7. Method matters without creating truth. How you look matters, but it doesn’t make the thing. Method does not invent reality, but conditions access to it.
9. Clarity and understanding are a moral achievement, and not just a technical one. Trying to be clear is being kind in showing regard for your interlocutor. How we speak and think affects who we become.
11. Persons are not interchangeable with systems. Who’s talking matters. Inquiry is always undertaken by someone with the capacity to be questioned, corrected, clarified, or to refuse to continue.
12. Meaning is discovered between persons. We understand together. Understanding is relational but not subjective.
On further reflection, as lovely as they sound to the author’s ears, they presuppose substantial metaphysical and ethical commitments. These views may be defensible, but they are not required for inquiry to function. I have chosen to preserve them here to show how easily these assumptions can sneak in unnoticed.
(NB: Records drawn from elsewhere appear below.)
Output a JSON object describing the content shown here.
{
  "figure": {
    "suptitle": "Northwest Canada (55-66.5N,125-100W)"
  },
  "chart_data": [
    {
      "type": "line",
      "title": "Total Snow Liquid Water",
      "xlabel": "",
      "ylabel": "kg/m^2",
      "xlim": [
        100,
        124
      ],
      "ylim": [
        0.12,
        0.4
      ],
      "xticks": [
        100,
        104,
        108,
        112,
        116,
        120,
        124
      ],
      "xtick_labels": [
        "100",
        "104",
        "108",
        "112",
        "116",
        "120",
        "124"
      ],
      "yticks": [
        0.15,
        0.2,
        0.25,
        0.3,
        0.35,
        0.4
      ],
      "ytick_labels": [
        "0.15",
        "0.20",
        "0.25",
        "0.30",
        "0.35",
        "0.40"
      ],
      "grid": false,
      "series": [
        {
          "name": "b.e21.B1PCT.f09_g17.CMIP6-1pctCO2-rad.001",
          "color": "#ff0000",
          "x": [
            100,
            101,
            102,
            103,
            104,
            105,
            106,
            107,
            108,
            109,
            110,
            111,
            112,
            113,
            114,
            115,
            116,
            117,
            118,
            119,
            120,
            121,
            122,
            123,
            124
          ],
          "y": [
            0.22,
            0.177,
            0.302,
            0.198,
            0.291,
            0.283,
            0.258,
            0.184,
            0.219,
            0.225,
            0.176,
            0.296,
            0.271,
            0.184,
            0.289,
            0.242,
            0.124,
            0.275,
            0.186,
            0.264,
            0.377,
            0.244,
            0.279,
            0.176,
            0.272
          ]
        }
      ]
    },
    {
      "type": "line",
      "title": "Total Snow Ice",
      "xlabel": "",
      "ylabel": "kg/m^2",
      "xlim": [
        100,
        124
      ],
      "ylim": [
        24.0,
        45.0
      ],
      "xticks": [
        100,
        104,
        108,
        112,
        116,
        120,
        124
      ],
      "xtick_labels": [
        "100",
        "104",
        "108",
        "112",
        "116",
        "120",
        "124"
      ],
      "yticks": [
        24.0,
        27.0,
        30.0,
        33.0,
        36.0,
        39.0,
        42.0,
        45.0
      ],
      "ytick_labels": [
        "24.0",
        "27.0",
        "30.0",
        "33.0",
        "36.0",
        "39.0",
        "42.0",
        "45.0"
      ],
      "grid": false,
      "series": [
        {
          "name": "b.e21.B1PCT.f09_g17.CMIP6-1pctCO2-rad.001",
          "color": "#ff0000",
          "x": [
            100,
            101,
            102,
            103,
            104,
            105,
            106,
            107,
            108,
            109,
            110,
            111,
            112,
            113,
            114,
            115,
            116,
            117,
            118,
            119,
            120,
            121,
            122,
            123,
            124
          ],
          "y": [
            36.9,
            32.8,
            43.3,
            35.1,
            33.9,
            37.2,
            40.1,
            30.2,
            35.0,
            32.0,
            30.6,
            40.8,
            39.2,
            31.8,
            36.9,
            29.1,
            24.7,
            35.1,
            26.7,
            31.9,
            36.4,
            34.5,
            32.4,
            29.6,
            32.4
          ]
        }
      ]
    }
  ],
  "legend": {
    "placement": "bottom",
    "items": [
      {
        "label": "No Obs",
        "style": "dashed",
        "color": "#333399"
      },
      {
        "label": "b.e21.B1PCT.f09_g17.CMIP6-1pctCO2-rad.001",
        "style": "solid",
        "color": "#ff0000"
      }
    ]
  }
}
"Wanting truth is not the same as being fit to receive it." Does this mean deceiving people is okay if they are not "fit" to receive it? What should one do if one finds this provoking one's paranoia about whether others are telling one the truth because _they judge_ one as not being "fit" (regardless of the objective truth of the matter)?
Note though as per the rules stated, you should define what "fit" is first in explicit and logical, clear terms because we have to make sure this is intelligible first before disagreement can be claimed - and it may be that any apparent perception of disagreement here is the result of unintelligibility (which is my current going assumption about where I am coming from in regard to it as I pose these questions, that it is unintelligible to me because of idiolectal and life experience differences).